The first issue deals with the design and improvements of theoretical models for multiphase and interfacial flows. Particular attention is paid to well posedness issues and system's hyperbolicity .
The second issue deals with the design of appropriate numerical schemes . These models are not known as well as conventional single fluid models and pose numerical challenges such as, for example, the numerical approximation of non–conservative terms . These numerical issues pose theoretical questions such as, shock wave existence in multiphase mixture , cell averages of non–conservative variables , Chapman–Jouguet detonation conditions for heterogenous explosives and so on.
The final aim is to implement the resulting algorithms on parallel machines for solving large scale problems for the design of advanced technology systems in Space, Defense and Nuclear energy.
One of the main original features of the Smash researches on heterogeneous flows lies in the way we deal with multiphase mixtures.

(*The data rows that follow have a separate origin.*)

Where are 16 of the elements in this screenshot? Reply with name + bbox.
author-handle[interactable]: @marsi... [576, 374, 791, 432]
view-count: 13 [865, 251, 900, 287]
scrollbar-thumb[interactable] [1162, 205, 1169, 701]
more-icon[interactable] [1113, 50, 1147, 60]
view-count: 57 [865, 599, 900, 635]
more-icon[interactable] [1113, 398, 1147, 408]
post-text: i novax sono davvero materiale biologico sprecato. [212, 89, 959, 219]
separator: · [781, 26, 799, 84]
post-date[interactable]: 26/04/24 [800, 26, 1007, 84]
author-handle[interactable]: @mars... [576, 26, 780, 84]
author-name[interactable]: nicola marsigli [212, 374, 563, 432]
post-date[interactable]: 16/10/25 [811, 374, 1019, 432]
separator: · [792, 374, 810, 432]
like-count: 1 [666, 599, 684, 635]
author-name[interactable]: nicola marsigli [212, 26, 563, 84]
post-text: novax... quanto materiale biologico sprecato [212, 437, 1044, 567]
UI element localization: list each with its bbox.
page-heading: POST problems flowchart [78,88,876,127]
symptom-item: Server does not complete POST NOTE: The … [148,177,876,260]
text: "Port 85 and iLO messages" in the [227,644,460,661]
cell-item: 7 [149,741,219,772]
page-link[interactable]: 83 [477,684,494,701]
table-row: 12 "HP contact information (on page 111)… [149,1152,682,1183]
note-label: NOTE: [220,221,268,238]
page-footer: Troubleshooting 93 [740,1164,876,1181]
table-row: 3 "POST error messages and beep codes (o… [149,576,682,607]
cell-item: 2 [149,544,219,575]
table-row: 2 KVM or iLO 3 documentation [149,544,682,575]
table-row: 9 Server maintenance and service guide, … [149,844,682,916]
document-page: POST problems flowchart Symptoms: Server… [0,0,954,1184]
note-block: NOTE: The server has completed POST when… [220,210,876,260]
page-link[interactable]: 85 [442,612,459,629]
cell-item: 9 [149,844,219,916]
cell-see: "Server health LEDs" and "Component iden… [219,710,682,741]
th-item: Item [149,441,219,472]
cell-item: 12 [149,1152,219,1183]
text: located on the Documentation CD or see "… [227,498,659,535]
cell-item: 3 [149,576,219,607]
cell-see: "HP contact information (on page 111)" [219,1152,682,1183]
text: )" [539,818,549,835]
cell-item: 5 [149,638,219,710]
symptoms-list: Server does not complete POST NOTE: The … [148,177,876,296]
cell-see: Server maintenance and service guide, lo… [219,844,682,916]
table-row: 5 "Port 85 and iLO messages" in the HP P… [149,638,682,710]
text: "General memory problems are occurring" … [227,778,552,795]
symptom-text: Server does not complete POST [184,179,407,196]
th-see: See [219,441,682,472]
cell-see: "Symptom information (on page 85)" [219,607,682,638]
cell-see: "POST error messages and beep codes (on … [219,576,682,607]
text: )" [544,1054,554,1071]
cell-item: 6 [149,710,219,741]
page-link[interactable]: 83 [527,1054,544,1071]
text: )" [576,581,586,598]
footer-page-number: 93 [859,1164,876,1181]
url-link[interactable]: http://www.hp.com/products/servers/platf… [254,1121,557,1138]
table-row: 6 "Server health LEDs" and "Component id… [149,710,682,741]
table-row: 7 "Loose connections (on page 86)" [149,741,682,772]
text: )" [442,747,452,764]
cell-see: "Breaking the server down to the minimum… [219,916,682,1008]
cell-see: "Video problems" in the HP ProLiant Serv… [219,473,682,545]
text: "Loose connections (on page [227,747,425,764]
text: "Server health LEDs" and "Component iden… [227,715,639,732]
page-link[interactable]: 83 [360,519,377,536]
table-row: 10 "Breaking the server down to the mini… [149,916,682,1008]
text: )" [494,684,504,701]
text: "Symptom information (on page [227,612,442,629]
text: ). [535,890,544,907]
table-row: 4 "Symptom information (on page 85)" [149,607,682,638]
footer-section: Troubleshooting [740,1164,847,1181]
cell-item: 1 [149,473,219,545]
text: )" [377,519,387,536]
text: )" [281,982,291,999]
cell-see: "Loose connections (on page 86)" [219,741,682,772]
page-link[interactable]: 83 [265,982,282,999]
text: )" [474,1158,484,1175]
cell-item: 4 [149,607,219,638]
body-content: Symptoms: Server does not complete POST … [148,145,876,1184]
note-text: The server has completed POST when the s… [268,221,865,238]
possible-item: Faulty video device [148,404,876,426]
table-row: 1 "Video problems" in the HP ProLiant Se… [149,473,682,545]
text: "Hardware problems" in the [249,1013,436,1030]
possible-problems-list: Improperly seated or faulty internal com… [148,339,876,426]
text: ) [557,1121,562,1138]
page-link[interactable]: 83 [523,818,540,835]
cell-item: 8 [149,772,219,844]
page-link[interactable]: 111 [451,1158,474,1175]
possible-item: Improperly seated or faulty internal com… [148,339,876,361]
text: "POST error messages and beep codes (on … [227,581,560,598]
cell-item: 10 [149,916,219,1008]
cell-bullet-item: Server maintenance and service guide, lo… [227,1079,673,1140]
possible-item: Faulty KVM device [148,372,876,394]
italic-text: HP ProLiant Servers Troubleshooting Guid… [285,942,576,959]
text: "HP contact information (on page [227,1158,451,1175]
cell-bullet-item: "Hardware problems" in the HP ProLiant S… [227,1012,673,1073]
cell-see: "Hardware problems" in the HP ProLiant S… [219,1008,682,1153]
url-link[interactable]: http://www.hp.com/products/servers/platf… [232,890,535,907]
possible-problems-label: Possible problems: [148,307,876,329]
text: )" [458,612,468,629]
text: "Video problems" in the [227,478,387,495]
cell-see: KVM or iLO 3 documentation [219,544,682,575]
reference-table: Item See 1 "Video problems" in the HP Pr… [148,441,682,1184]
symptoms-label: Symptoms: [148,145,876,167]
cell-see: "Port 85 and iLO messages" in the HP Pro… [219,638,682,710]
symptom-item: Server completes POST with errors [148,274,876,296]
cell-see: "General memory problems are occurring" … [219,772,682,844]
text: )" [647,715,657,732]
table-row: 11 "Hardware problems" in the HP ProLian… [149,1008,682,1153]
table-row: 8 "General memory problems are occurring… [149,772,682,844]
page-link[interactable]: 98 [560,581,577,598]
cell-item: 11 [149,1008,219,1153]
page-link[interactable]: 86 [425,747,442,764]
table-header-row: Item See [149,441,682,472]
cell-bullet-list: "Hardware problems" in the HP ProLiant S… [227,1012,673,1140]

Our aim is to solve the same equations everywhere with the same numerical method :

in pure fluid,

in multivelocity mixtures,

in artificial smearing zones at material interfaces or in mixture cells,

in shocks, phase transition fronts, detonation waves,

in elasticplastic materials.
An example of such computations is given in the Figure 1 .
There are some advantages with this approach :

the most obvious relies in the coding simplicity and robustness as a unique algorithm is used;

conservation principles are guarantied for the mixture . Conventional algorithms are able to preserve mass conservation only when dealing with interfaces;

interface conditions are perfectly matched even for the coupling of complex media (granular flows, capillary fluids, transition fronts) even in the presence of shocks ;

this approach is the only one able to deal with dynamic appearance of interfaces (cavitation, spallation);

our methods allow the coupling of multivelocities, multitemperatures mixtures to macroscopic interfaces where a single velocity must be present. To illustrate this capability consider the example of a cloud of bubbles rising up in a liquid to the surface, where a free boundary is present. Two velocities have to be considered for the bubbles rising, while a single velocity must be present just after their crossing through the interface. This is also the only method able to deal with such situations.
Our approach rises increasing attention from the scientific community as well as the industry . As will be detailed further, many projects are currently under development with french oriented research centers (DGA, CNES, SNECMA) as well as foreign ones (Idaho National Laboratory  USA, ADD, Korea).